Question: Will the Supreme Court rule with the Hasids? Does the state have the right to tell religious schools what to do? Should these schools collect hundreds of millions a year a year from the state while defying state law?

The New York Times reported:

In a profound challenge to New York’s private Hasidic Jewish schools, state education authorities have determined that a large boys’ school in Brooklyn is violating state law by failing to provide a basic education.

The ruling marks the first time that the state has taken action against a Hasidic boys’ school, one of scores of private academies that provide robust religious instruction in Yiddish but little instruction in English and math, and virtually none in science, history or social studies. It also served as a stern rebuke of the administration of Mayor Eric Adams, whose education department had recommended that the school be found in compliance with a law requiring private schools to offer an education comparable with what is offered in public schools.

The decision, which was issued last week by commissioner Betty Rosa and has not been previously reported, stemmed from a lawsuit brought by a parent against the school alleging a lack of secular education. The ruling requires city education officials to work with the school, Yeshiva Mesivta Arugath Habosem, in Williamsburg, Brooklyn, to come up with an improvement plan, something that many Hasidic schools have long fought to avoid. State officials will have final say over that improvement plan, putting additional pressure on city officials who have previously avoided intervening in the schools….

“The state did right,” said Beatrice Weber, a mother of 10 who brought the suit against her youngest child’s school and has since left the Hasidic community. “Hopefully now things will actually change.” Ms. Weber was recently named as the leader of Young Advocates for Fair Education, a group that has pushed for more secular education in Hasidic schools.

The decision will also provide the first test of a new set of state rules aimed at regulating private schools, including Jewish schools, known as yeshivas, which, like other religious schools, have largely been allowed to operate without government oversight for decades. Those regulations, which went into effect just two weeks ago, hold that schools that do not follow state law could lose their public funding.

Hasidic leaders waged fierce opposition to the new rules before they were approved by the State Board of Regents last month, casting them as an existential threat to the community. Earlier this week, a group of yeshivas and their supporters sued the state over the rules. Many of the plaintiffs were non-Hasidic schools that provide secular education and would likely not be affected by the regulations. The lawsuit has not been previously reported….

“Yeshivas are the central and irreplaceable pillar of the Orthodox Jewish life in New York,” reads the lawsuit, which seeks to have the regulations overturned.

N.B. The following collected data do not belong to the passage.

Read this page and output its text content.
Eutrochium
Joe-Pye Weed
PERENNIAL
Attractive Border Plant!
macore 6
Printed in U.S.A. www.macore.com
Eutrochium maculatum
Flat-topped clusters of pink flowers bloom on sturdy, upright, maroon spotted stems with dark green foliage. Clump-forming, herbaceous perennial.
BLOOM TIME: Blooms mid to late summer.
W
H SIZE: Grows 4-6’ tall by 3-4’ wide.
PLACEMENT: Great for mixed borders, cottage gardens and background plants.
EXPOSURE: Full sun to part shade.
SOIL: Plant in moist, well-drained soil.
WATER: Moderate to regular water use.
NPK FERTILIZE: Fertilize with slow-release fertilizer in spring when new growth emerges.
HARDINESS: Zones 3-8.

On Wednesday, a spokesman for one of the groups that filed the lawsuit, the Parents for Educational and Religious Liberty in Schools, defended Yeshiva Mesivta Arugath Habosem.

“Educators from the city’s Department of Education visited the school several times and determined that it met the substantial equivalence standard,” said the spokesman, Richard Bamberger, referring to the state law. “It is disappointing that political appointees at the state education department won’t accept the city’s findings.”

Last month, The New York Times reported that more than 100 Hasidic boys’ schools in Brooklyn and the lower Hudson Valley have collected at least $1 billion in taxpayer dollars in the past four years, but many have denied their students a basic secular education.